I stopped at a small aire where I had a coffee and felt I was really beginning to enjoy the journey.

My destination La Chappelle Pres Sees (Sees) was 100 km beyond Caen and as I approached it, I felt like continuing driving.

Driving with a caravan:

While towing a caravan is daunting at first, you do get used to it.

I had a nasty experience going up to Dublin when a truck passing me caused a huge air surge and put me off course. The trailer started to sway and I veered into the outside lane trying to regain control. I dropped my speed immediately and it came back to normal.

This caused me to be nervous of trucks passing. However, the air surge will not cause swaying. It is your reaction that causes it. If you stay on course with a steady hand, the caravan will keep straight.

It is a bit like riding a horse, if you turn your head, the horse feels you want to change direction as your whole body follows your head. Only it is not anything as sensitive as that.

What I do know is that if you feel you are losing control at all, slow down. Like skiing, if you’re going too fast you will be out of control. The only way to regain it is to slow down.

My driving, even without the caravan has been transformed. I am more aware at corners and more vigilant in general. I am no expert but I am certainly learning.

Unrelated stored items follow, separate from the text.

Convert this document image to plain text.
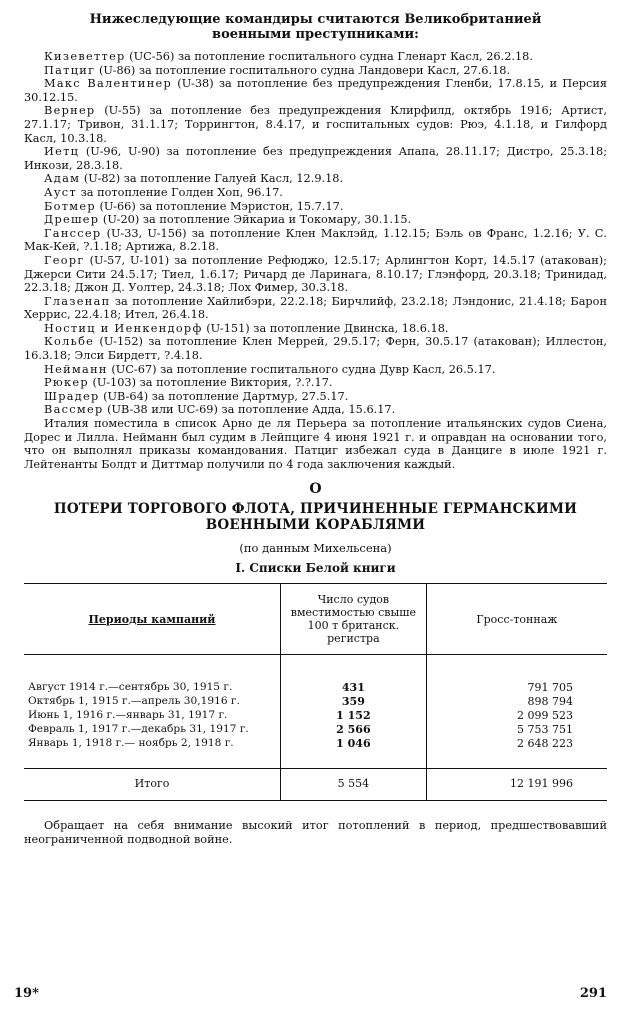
Нижеследующие командиры считаются Великобританией военными преступниками:

Кизеветтер (UC-56) за потопление госпитального судна Гленарт Касл, 26.2.18.

Патциг (U-86) за потопление госпитального судна Ландовери Касл, 27.6.18.

Макс Валентинер (U-38) за потопление без предупреждения Гленби, 17.8.15, и Персия 30.12.15.

Вернер (U-55) за потопление без предупреждения Клирфилд, октябрь 1916; Артист, 27.1.17; Тривон, 31.1.17; Торрингтон, 8.4.17, и госпитальных судов: Рюэ, 4.1.18, и Гилфорд Касл, 10.3.18.

Иетц (U-96, U-90) за потопление без предупреждения Апапа, 28.11.17; Дистро, 25.3.18; Инкози, 28.3.18.

Адам (U-82) за потопление Галуей Касл, 12.9.18.

Ауст за потопление Голден Хоп, 96.17.

Ботмер (U-66) за потопление Мэристон, 15.7.17.

Дрешер (U-20) за потопление Эйкариа и Токомару, 30.1.15.

Ганссер (U-33, U-156) за потопление Клен Маклэйд, 1.12.15; Бэль ов Франс, 1.2.16; У. С. Мак-Кей, ?.1.18; Артижа, 8.2.18.

Георг (U-57, U-101) за потопление Рефюджо, 12.5.17; Арлингтон Корт, 14.5.17 (атакован); Джерси Сити 24.5.17; Тиел, 1.6.17; Ричард де Ларинага, 8.10.17; Глэнфорд, 20.3.18; Тринидад, 22.3.18; Джон Д. Уолтер, 24.3.18; Лох Фимер, 30.3.18.

Глазенап за потопление Хайлибэри, 22.2.18; Бирчлийф, 23.2.18; Лэндонис, 21.4.18; Барон Херрис, 22.4.18; Ител, 26.4.18.

Ностиц и Иенкендорф (U-151) за потопление Двинска, 18.6.18.

Кольбе (U-152) за потопление Клен Меррей, 29.5.17; Ферн, 30.5.17 (атакован); Иллестон, 16.3.18; Элси Бирдетт, ?.4.18.

Нейманн (UC-67) за потопление госпитального судна Дувр Касл, 26.5.17.

Рюкер (U-103) за потопление Виктория, ?.?.17.

Шрадер (UB-64) за потопление Дартмур, 27.5.17.

Вассмер (UB-38 или UC-69) за потопление Адда, 15.6.17.

Италия поместила в список Арно де ля Перьера за потопление итальянских судов Сиена, Дорес и Лилла. Нейманн был судим в Лейпциге 4 июня 1921 г. и оправдан на основании того, что он выполнял приказы командования. Патциг избежал суда в Данциге в июле 1921 г. Лейтенанты Болдт и Диттмар получили по 4 года заключения каждый.

О
ПОТЕРИ ТОРГОВОГО ФЛОТА, ПРИЧИНЕННЫЕ ГЕРМАНСКИМИ ВОЕННЫМИ КОРАБЛЯМИ
(по данным Михельсена)
I. Списки Белой книги
Периоды кампаний	Число судов вместимостью свыше 100 т британск. регистра	Гросс-тоннаж
Август 1914 г.—сентябрь 30, 1915 г.	431	791 705
Октябрь 1, 1915 г.—апрель 30,1916 г.	359	898 794
Июнь 1, 1916 г.—январь 31, 1917 г.	1 152	2 099 523
Февраль 1, 1917 г.—декабрь 31, 1917 г.	2 566	5 753 751
Январь 1, 1918 г.— ноябрь 2, 1918 г.	1 046	2 648 223
Итого	5 554	12 191 996

Обращает на себя внимание высокий итог потоплений в период, предшествовавший неограниченной подводной войне.

19*	291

I realise I can probably do more than 200 km a day. It took me 3 hours without stops and Three and a half with.

Sightseeing:

I passed a camping Aire on the way in to Sees which I did not use although it looked great. Camping in France is so well catered for. There is a whole world of possibilities

As I drove towards Sees, I noticed signs for the caravan site which took you on the perimeter of the town. It was incredibly easy to find and is within easy walking distance of the centre.

I parked at the train station before going to the caravan park and walked in to the town. What a treat was in store. It is a warren of ancient streets with every building preserved and ornamented from every angle. An enormous cathedral dominates the town.

The square at the centre is flanked by the Mairie and the museum, all beautifully preserved and decked with flowers.

The museum had an exhibition of photographs of a Buddhist temple in Java – Borobudur and its regular exhibition of religious artefacts dating back to the 12th century. Entrance was only €2 and well worth it.

I could hear organ music as I approached the cathedral. There is nothing nicer then relaxing in a stone church away from the bustle and heat of the afternoon. But I was not prepared for the vastness and antiquity of this structure. With the organ music billowing around me I was quite overwhelmed and emotional by the beauty of it all. A few other tourists had wandered in out of the heat and we all stood spellbound as the organ rolled and rose to a crescendo of lower and yet lower notes which thundered inside the echoing walls of the church. I thought it has to be over, but then I heard the turning of pages in the perfect acoustics of the church. The music began again and I understood the true meaning of the phrase ‘pulling out all the stops’.

Camping Le Clos Normand:

Getting here was so easy- leaving here will be the more difficult task. Grassy large pitches, with all the amenities you expect from a French campsite. Tariff was €11 including electricity. The weather is so balmy that the breeze blowing through the trees is very welcome.